In our case we just need to parse a single vector tile in mapbox format. OK let's try to read with Deno using JS libraries:
import Protobuf from 'npm:pbf';
import { VectorTile } from "npm:@mapbox/vector-tile";
import { readFileSync } from "node:fs";
const pbf = new Protobuf(readFileSync('9484.pbf'));
const tile = new VectorTile(pbf);
console.log(tile);
Trimmed result:
VectorTile {
layers: {
water: VectorTileLayer {
version: 2,
name: "water",
extent: 4096,
length: 2,
_keys: [ "id", "class", "intermittent", "brunnel" ],
_values: [ "ocean", 645439964, "swimming_pool", ... ],
_features: [ 11, 927, ... ]
},
landcover: VectorTileLayer {
version: 2,
name: "landcover",
extent: 4096,
length: 30,
_keys: [ "class", "subclass" ],
_values: [ "wetland", "grass", ... ],
_features: [ 1051, 1103, ... ]
},
landuse: VectorTileLayer {
version: 2,
name: "landuse",
extent: 4096,
length: 8,
_keys: [ "class" ],
_values: [ "playground", "residential", "pitch" ],
_features: [ 3257, 3295, ... ]
},
place: VectorTileLayer {
version: 2,
name: "place",
extent: 4096,
length: 9,
_keys: [ "name", "name_en", ... ],
_values: [ "Haapasaari", "Aspholmen", "island", ... ],
_features: [ 8335, 8371, ... ],
},
...
}
}
Sample libraries
Raster vs Vector
Raster | Vector | |
---|---|---|
Simple | ✓ | ⨯ |
Size | ⨯ | ✓ |
Customizable | Need server to render differently | Change labels, styles when rendering on the client |
Client support | ✓ | ~ |
Tiling server | Can use OSM for low volume queries | Need to use a third-party server |
- Third-party server: You can also set up your own server.

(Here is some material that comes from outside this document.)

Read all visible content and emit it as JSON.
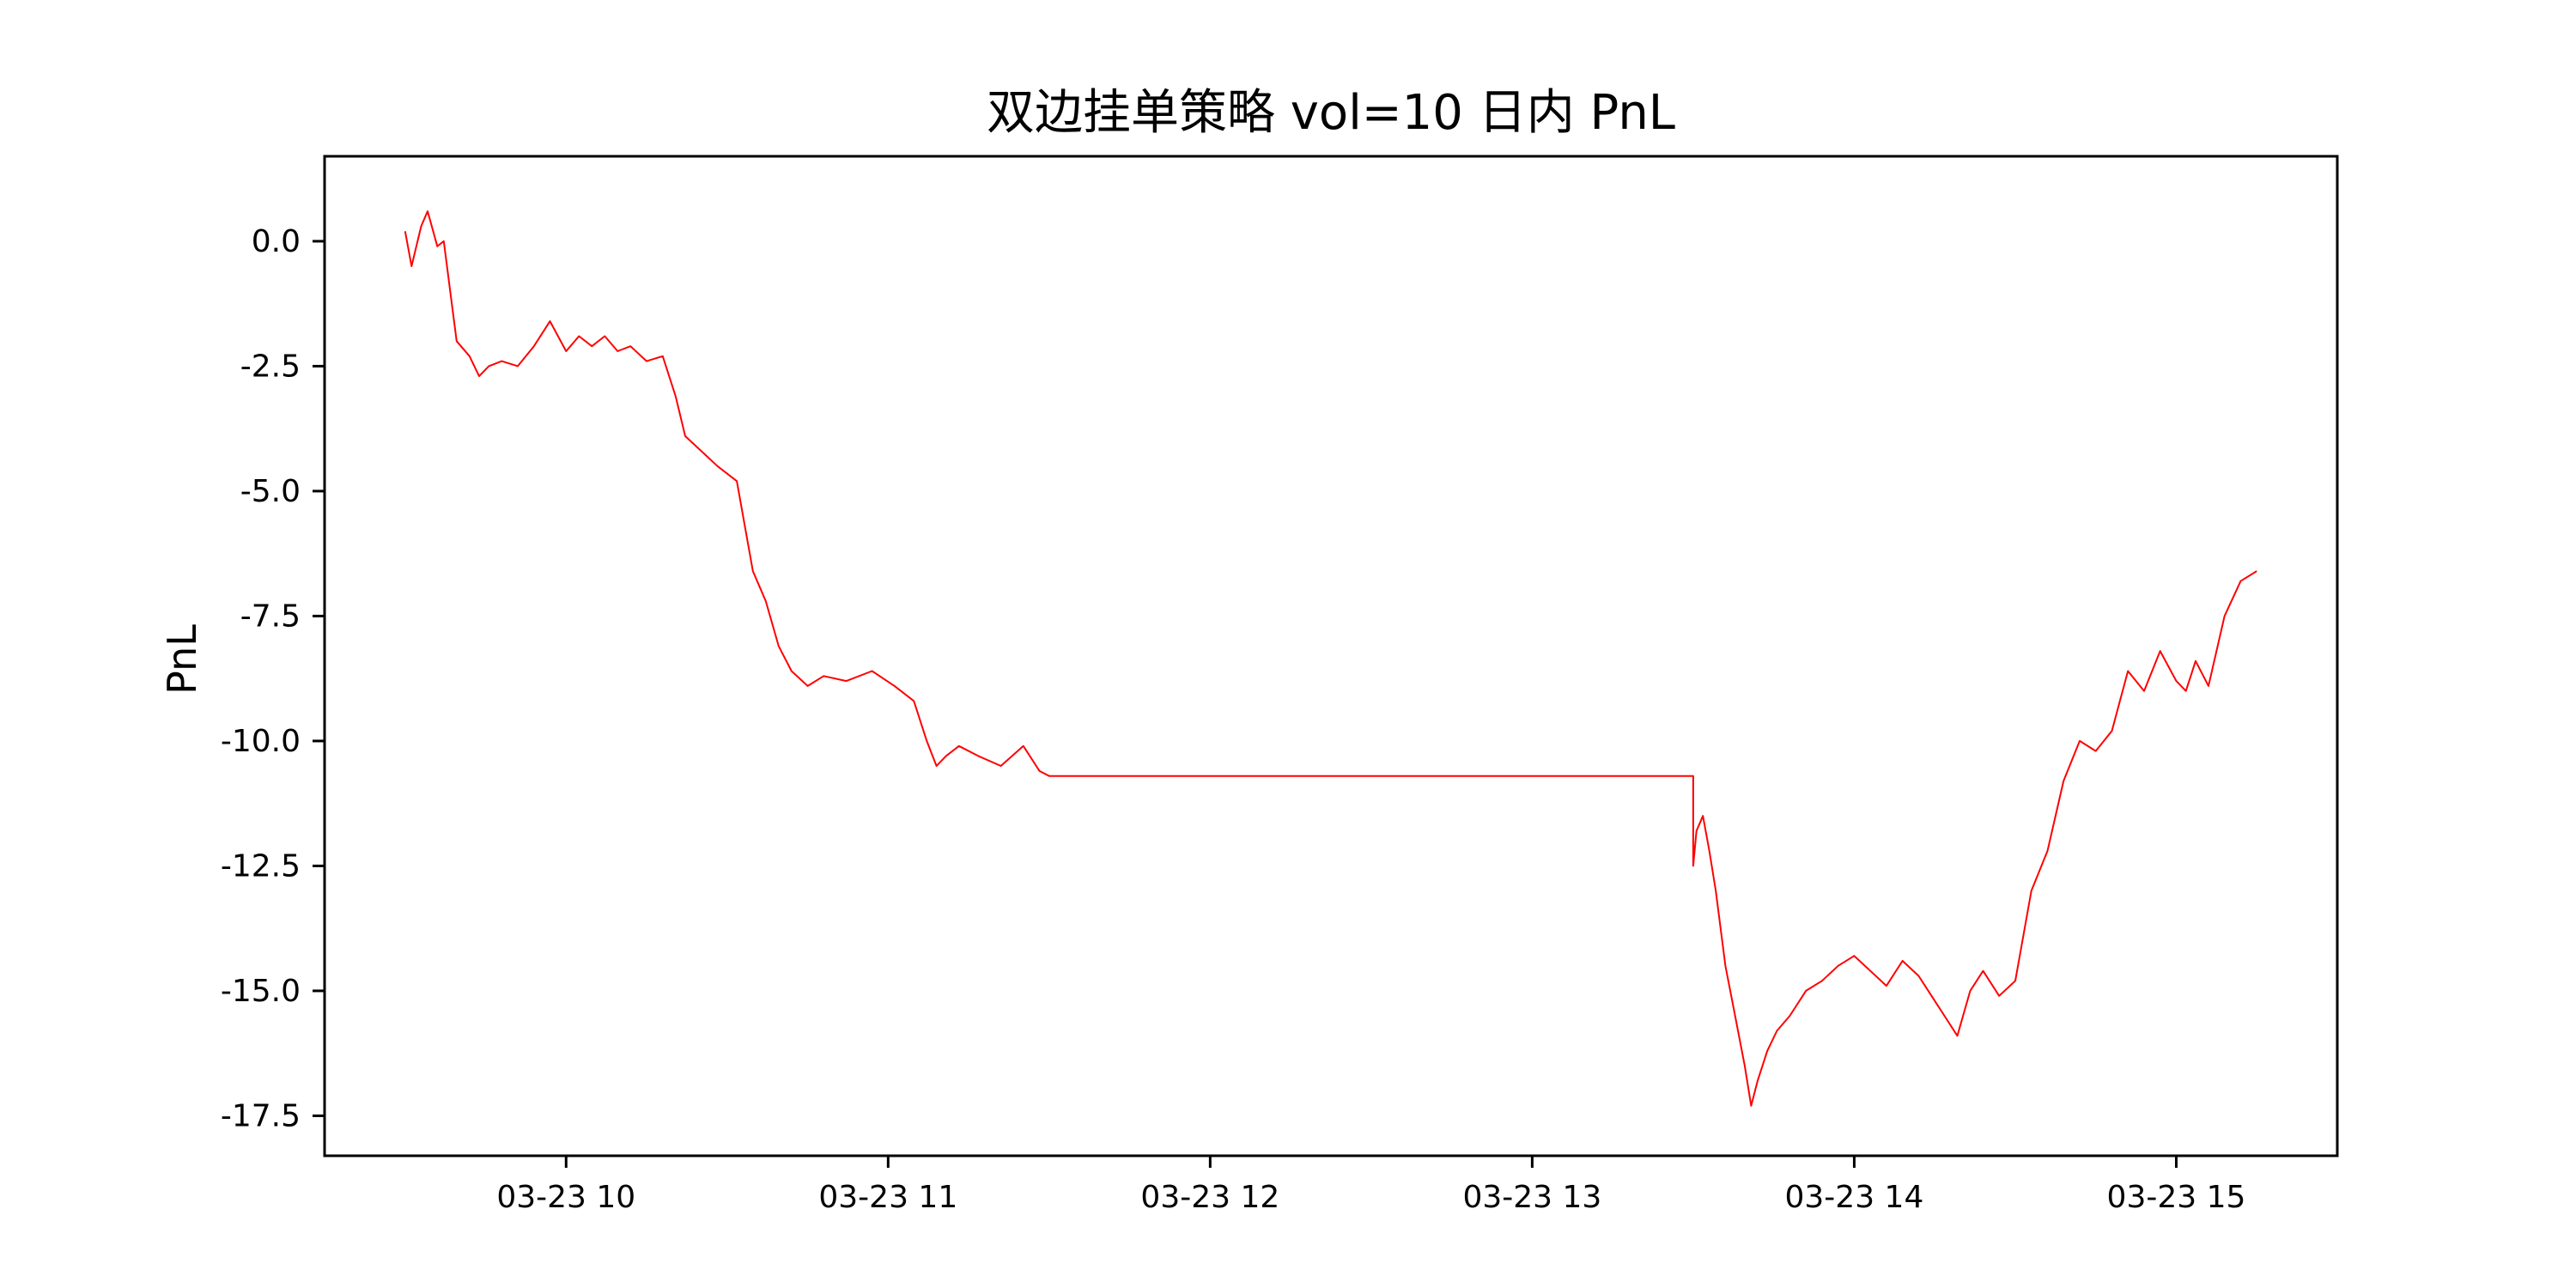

First, download the data from OSM. Second, convert OSM map data to vector tiles. Finally, host your tiles.
Apple maps
Why Apple maps? I have an Apple Developer account so I do get this kind of for free.
MapKit JS provides a free daily limit of 250,000 map views and 25,000 service calls per Apple Developer Program membership.
// Import TypeScript type definition for use in Deno
import _ from "https://cdn.skypack.dev/@types/apple-mapkit-js-browser?dts";
const mapKitToken = "my-jwt-token";
// Load and init the map
const script = document.createElement("script");
script.setAttribute(
"src",
"https://cdn.apple-mapkit.com/mk/5.x.x/mapkit.core.js",
);
// This attribute instructs the browser to connect to the MapKit JS CDN using anonymous credentials mode.
// This improves performance by allowing subsequent MapKit JS network requests to reuse the same HTTP/2 connection.
script.crossOrigin = "anonymous";
script.dataset.libraries = "map,annotations";
script.dataset.callback = "initMapKit";
document.head.appendChild(script);
window.initMapKit = () => {
mapkit.init({
authorizationCallback: (done) => {
done(mapKitToken);
},
});
// Display map on the page
const map = new mapkit.Map(document.querySelector('#map-container'));
};
There is a bit of a catch. Apple Maps in some areas has a lot less details.
What to choose?
It is up to you!
If you already have an Apple developer account then you may use Apple's maps. They provide a high daily limit for free. If you website is low traffic then you can use OSM's raster images directly. If you want maps to look a tiny bit better then you will need to pick a third party provider like https://www.maptiler.com/.
Google maps is also an option if you are into that sort of thing.